First time I've heard a printer driver crashing the system, are you sure you're not making it up? ( print queue hanging is annoying but it isn't a BSOD)
> So no, Windows 7 did not have "all of the stability" of Windows 10 or 11
Okay I give up, Windows 11 is the bestest release, Satya is the broest tech CEO and you're the number 1 fan boy
> We’ve also made changes to the Power menu so you’ll always see the standard Restart and Shut down options without having to install a pending update first. You decide when updates happen, not the other way around.
Great! We've progressed back to Windows XP of 22 years ago.
Great, this is actual progress. Now it would be amazing if "Update and Shut Down" would actually update and shut down, instead of doing so like 50% of the time with the other 50% just updating and restarting with an actual shut down. (This is on various very diverse machines so I'm rather sure is common, and not just an interaction with a particular machine).
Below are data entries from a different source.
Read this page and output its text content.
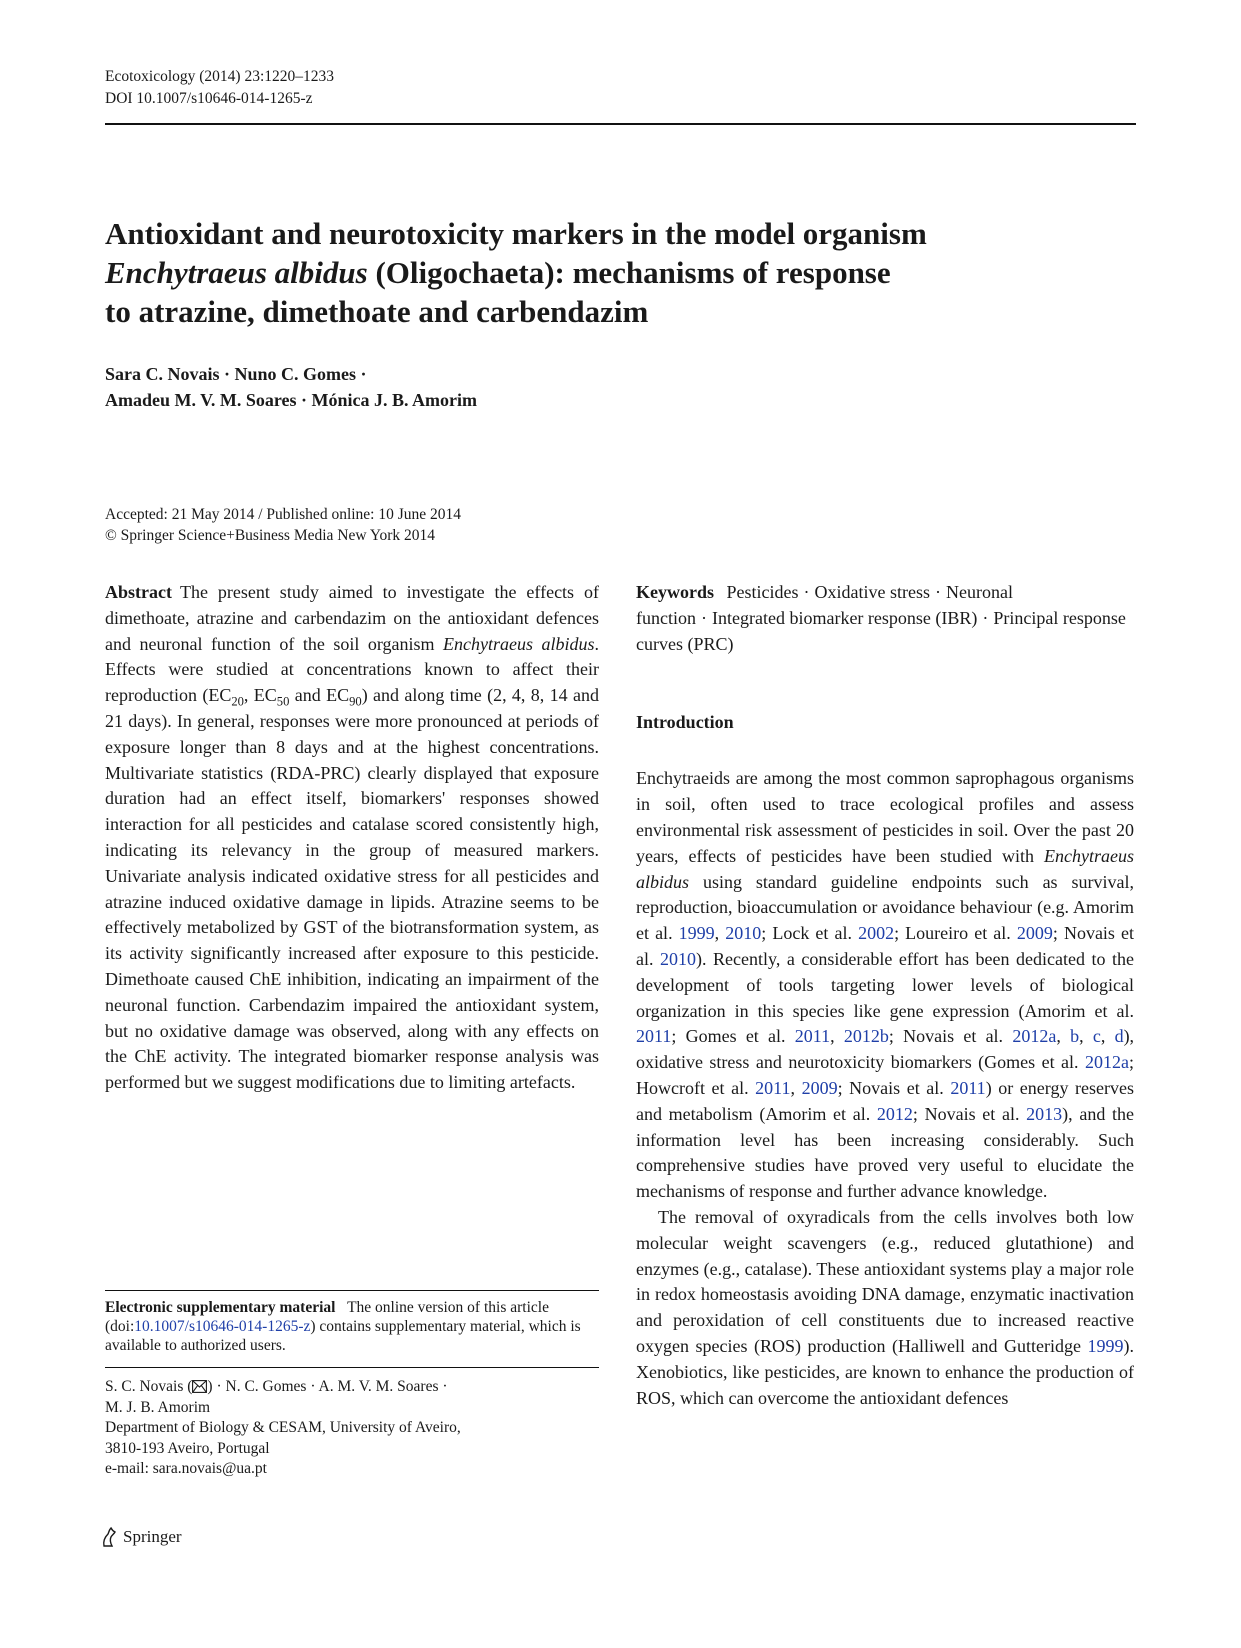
Ecotoxicology (2014) 23:1220–1233
DOI 10.1007/s10646-014-1265-z
Antioxidant and neurotoxicity markers in the model organism
Enchytraeus albidus (Oligochaeta): mechanisms of response
to atrazine, dimethoate and carbendazim
Sara C. Novais · Nuno C. Gomes ·
Amadeu M. V. M. Soares · Mónica J. B. Amorim
Accepted: 21 May 2014 / Published online: 10 June 2014
© Springer Science+Business Media New York 2014

Abstract The present study aimed to investigate the effects of dimethoate, atrazine and carbendazim on the antioxidant defences and neuronal function of the soil organism Enchytraeus albidus. Effects were studied at concentrations known to affect their reproduction ($EC_{20}$, $EC_{50}$ and $EC_{90}$) and along time (2, 4, 8, 14 and 21 days). In general, responses were more pronounced at periods of exposure longer than 8 days and at the highest concentrations. Multivariate statistics (RDA-PRC) clearly displayed that exposure duration had an effect itself, biomarkers' responses showed interaction for all pesticides and catalase scored consistently high, indicating its relevancy in the group of measured markers. Univariate analysis indicated oxidative stress for all pesticides and atrazine induced oxidative damage in lipids. Atrazine seems to be effectively metabolized by GST of the biotransformation system, as its activity significantly increased after exposure to this pesticide. Dimethoate caused ChE inhibition, indicating an impairment of the neuronal function. Carbendazim impaired the antioxidant system, but no oxidative damage was observed, along with any effects on the ChE activity. The integrated biomarker response analysis was performed but we suggest modifications due to limiting artefacts.

Electronic supplementary material The online version of this article (doi:10.1007/s10646-014-1265-z) contains supplementary material, which is available to authorized users.
S. C. Novais ( ) · N. C. Gomes · A. M. V. M. Soares ·
M. J. B. Amorim
Department of Biology & CESAM, University of Aveiro,
3810-193 Aveiro, Portugal
e-mail: sara.novais@ua.pt

Keywords Pesticides · Oxidative stress · Neuronal function · Integrated biomarker response (IBR) · Principal response curves (PRC)

Introduction

Enchytraeids are among the most common saprophagous organisms in soil, often used to trace ecological profiles and assess environmental risk assessment of pesticides in soil. Over the past 20 years, effects of pesticides have been studied with Enchytraeus albidus using standard guideline endpoints such as survival, reproduction, bioaccumulation or avoidance behaviour (e.g. Amorim et al. 1999, 2010; Lock et al. 2002; Loureiro et al. 2009; Novais et al. 2010). Recently, a considerable effort has been dedicated to the development of tools targeting lower levels of biological organization in this species like gene expression (Amorim et al. 2011; Gomes et al. 2011, 2012b; Novais et al. 2012a, b, c, d), oxidative stress and neurotoxicity biomarkers (Gomes et al. 2012a; Howcroft et al. 2011, 2009; Novais et al. 2011) or energy reserves and metabolism (Amorim et al. 2012; Novais et al. 2013), and the information level has been increasing considerably. Such comprehensive studies have proved very useful to elucidate the mechanisms of response and further advance knowledge.

The removal of oxyradicals from the cells involves both low molecular weight scavengers (e.g., reduced glutathione) and enzymes (e.g., catalase). These antioxidant systems play a major role in redox homeostasis avoiding DNA damage, enzymatic inactivation and peroxidation of cell constituents due to increased reactive oxygen species (ROS) production (Halliwell and Gutteridge 1999). Xenobiotics, like pesticides, are known to enhance the production of ROS, which can overcome the antioxidant defences

Springer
It's baffling that a company like MS can leave this kind of obvious problems lingering for months.
Great to know. I would say that it happened to me more recently but it may have been in machines that had been unused for some months and ran an old version.
According to the link, it "only" took them 5 years to solve the bug. Better late than ever though, I guess :)
This behaviour really trumped me when I was working on a friends Windows-11 PC on the new year. My Family Big-Home PC (> a decade old) still has Win-10 since it cannot upgrade, so I was confused at WTF was happening. I could not believe Microsoft had actually broken this.
It only shows "Update and shut down" (which is a lie as it still will reboot) or "Update and reboot.
I think all this was a response to severely outdated Windows machines being infected with worms and what not. Microsoft got bad press for this and went (way) overboard with trying to force users to install updates as soon as released.
I wonder whether it has to do with the actual installation being in progress in the background. There is probably a time window in some updates where an interruption leaves the OS in a bad state.
That doesn't justify it because the user should still be able to decide when to initiate it. People are ok with not interrupting the update if they get to choose when it starts.